Two particularly fine wines from 2017


For my favorite wines of 2017 I chose two bottles that are of particularly fine flavor.  The first wine stood out during the Madeira at Liberty Hall tasting held by Mannie Berk on April 23, 2017.  It is the second time I have tasted an excellent Acciaioly Madeira.  The Acciaioly history is oft repeated being an old Florentine family having descended from the Dukes of Burgundy.  When they arrived at Madeira during the early 16th century they are said to have introduced the Malvasia vine to the island.  Accordingly to Mannie Berk, when the last Acciaioly passed away in 1979, his wines were divided into two lots.  The second lot went to his sons who consigned them to Christie’s in London.  Some 135 lots of Accaiaioly Madeira were auctioned off in 1989 including more than 14 dozen bottles of the 1839 Acciaioly, Special Reserve Verdelho one of which we tasted.  It was an exciting wine during the tasting and when I was able to enjoy a small glass from the leftovers I felt it was a wine I could have drunk all night long.

1839 Acciaioly, Special Reserve Verdelho
Shipped by Reid Wines.  Imported by Vieux Vins.  A proper nose that is pungent with herbs. In the mouth this is sweet with grip, lovely balance and presence. The wine builds in flavor through the middle as marmalade flavors come out which linger through the aftertaste leaving sweet notes in the mouth. The acidity weaves in and out. Top-notch. ****(*)

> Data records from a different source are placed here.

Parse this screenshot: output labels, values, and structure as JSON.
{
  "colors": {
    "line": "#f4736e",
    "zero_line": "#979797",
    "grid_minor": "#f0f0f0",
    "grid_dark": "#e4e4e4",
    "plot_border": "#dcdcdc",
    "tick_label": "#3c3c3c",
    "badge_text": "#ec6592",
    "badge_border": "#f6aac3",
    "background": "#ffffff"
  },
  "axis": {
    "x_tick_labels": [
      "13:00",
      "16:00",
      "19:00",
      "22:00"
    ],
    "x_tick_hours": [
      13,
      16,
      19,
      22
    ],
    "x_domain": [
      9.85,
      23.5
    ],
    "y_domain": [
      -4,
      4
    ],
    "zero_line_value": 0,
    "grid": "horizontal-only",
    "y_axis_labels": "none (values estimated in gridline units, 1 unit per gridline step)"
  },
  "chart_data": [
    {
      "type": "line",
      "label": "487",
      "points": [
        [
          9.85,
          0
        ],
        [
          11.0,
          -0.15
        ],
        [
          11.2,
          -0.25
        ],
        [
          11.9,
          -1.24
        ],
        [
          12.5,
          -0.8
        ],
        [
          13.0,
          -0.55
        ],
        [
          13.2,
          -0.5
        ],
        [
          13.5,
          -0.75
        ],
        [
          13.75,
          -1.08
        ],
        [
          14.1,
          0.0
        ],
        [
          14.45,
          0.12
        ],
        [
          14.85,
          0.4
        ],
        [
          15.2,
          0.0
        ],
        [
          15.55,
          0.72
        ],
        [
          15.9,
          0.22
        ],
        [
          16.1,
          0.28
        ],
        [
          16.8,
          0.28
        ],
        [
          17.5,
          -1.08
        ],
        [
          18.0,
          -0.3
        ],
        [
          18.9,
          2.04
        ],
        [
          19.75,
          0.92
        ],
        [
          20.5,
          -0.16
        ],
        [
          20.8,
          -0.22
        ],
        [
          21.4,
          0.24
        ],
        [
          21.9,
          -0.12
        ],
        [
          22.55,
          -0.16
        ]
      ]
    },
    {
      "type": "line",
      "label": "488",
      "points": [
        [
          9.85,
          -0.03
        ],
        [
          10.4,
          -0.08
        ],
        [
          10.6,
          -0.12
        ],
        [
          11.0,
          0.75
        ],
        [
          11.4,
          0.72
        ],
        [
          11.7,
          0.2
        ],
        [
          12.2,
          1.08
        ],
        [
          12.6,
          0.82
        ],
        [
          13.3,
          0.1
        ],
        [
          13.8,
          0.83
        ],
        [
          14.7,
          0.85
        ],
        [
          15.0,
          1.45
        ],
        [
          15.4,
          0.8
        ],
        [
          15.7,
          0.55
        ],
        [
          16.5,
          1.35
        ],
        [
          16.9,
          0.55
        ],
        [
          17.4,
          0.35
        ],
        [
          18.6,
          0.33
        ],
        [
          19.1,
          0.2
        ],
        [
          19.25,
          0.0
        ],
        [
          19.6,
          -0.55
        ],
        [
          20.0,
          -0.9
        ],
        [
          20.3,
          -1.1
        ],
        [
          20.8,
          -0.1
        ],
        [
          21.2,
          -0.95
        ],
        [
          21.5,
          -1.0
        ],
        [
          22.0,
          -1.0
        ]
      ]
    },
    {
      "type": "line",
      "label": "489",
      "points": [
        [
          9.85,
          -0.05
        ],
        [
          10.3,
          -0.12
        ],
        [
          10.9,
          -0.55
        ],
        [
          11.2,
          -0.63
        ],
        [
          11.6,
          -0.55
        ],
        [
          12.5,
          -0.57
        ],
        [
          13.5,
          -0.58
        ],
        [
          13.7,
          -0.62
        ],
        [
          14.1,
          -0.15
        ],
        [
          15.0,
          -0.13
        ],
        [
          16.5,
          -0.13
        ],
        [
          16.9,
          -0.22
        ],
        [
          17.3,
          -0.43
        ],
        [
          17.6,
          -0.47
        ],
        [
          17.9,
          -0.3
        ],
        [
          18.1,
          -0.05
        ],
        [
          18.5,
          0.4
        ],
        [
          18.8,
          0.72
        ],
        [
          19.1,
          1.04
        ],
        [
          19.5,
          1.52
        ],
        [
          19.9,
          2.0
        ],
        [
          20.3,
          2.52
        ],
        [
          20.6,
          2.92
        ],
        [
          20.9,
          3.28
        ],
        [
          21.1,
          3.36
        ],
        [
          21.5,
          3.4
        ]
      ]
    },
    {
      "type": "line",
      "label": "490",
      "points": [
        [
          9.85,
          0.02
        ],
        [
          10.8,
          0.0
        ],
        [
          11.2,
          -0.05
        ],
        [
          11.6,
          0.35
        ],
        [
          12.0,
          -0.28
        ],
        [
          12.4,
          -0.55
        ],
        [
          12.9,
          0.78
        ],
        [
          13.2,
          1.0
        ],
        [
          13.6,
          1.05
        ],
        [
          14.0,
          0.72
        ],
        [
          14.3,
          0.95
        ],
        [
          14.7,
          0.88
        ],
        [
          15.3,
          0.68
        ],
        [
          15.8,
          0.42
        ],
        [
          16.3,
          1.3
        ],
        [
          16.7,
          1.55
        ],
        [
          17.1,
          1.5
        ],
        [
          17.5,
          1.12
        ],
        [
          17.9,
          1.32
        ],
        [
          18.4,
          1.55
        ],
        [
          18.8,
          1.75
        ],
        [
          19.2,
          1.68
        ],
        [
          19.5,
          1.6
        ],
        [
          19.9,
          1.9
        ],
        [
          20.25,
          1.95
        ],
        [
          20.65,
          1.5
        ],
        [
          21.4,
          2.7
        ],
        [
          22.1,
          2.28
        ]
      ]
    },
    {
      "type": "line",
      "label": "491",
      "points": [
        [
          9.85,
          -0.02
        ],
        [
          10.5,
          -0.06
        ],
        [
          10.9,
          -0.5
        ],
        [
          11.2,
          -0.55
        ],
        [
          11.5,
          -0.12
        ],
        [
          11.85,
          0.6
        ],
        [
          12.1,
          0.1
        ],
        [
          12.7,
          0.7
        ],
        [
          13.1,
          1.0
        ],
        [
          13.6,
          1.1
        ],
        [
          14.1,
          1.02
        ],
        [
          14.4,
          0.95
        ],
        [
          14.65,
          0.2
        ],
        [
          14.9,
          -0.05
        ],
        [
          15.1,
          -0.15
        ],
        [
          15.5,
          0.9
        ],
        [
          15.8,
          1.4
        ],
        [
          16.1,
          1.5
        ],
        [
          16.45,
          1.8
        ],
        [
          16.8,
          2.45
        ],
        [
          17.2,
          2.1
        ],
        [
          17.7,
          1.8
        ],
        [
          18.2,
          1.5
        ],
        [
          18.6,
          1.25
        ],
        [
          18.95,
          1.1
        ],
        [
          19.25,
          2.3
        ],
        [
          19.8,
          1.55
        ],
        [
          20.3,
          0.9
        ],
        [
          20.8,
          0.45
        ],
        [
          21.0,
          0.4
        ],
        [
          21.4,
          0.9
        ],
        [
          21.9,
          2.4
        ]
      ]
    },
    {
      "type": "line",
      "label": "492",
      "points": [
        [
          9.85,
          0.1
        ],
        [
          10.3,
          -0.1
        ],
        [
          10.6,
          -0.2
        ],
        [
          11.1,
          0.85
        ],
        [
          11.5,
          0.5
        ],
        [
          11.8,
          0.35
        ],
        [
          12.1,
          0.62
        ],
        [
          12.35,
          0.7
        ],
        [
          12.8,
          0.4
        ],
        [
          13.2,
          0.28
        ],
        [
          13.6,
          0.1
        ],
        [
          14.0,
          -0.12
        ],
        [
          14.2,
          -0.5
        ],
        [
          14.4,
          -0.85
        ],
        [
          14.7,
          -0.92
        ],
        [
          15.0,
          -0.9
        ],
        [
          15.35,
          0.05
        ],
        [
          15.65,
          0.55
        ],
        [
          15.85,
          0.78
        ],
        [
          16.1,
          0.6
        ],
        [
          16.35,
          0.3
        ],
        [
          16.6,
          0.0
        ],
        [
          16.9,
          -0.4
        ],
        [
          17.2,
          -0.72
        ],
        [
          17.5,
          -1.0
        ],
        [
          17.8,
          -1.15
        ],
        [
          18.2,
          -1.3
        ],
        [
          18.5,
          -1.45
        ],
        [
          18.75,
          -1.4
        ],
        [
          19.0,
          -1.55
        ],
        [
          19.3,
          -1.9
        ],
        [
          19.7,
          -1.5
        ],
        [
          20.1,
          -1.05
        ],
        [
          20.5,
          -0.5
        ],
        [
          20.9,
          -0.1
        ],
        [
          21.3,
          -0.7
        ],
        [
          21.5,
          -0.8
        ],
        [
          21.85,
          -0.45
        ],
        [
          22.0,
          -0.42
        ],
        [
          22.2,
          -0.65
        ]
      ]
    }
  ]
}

For my second bottle, I naturally include an old red wine, this time from Italy of which I have tried to drink from with more attention this year.  The vine in Piedmont dates back to the Roman times.  The great Alto-Piemonte producer Antonio Vallana pays tribute to this history with their Campi Raudii label.  It is in Northern Piedmont that the Romans suffered one of their greatest military losses in 105 BC to invading Germanic tribes.  Nearly 100,000 Roman troops perished.  Four years later, in 101 BC, Consul Caius Marius defeated these tribes at Campi Raudii.  This decisive battle ensured peace in the region and accordingl to legend, allowed the cultivation of vineyards.

The decades of the 1950s and 1960s are held to be the best for Vallana.  The Wasserman’s attribute some of this to the inclusion of Aglianico from Basilicata.  They also hold that the Campi Raudii and Traversagna are the best wines.  Mannie Berk shares this same view which is why we drank a bottle together at a small table in an Indian restaurant.  It was no less than the 1955 Antonio Vallana, Spanna Campi Raudii Catuli Ara Riserva Speciale which he had imported and laid down long ago based on the green strip label.  Double-decanted to separate off the sediment it was at its glorious, nearly perfect peak when we sat down.  The few old bottles of Vallana that I have tried bear remarkable body and a certain sweaty, sweet concentration.  All the elements came to bear in our bottle and no doubt inspired a blur of conversation.

1955 Antonio Vallana, Spanna Campi Raudii Catuli Ara Riserva Speciale
Imported by Vieux Vins.  Alcohol 13%.  A light to medium bricking garnet color.  The nose is deep with sweet fruits and damp soil.  The sweet, concentrated flavors are immediately complex.  Notes of old leather mix in the racy and flavorful wine that swirls through the mouth.  Animale like earthiness exists through the aftertaste where it picks up a touch of attractive pungency and sweatiness.  It wraps up with fresh acidity. ***** Now but will last.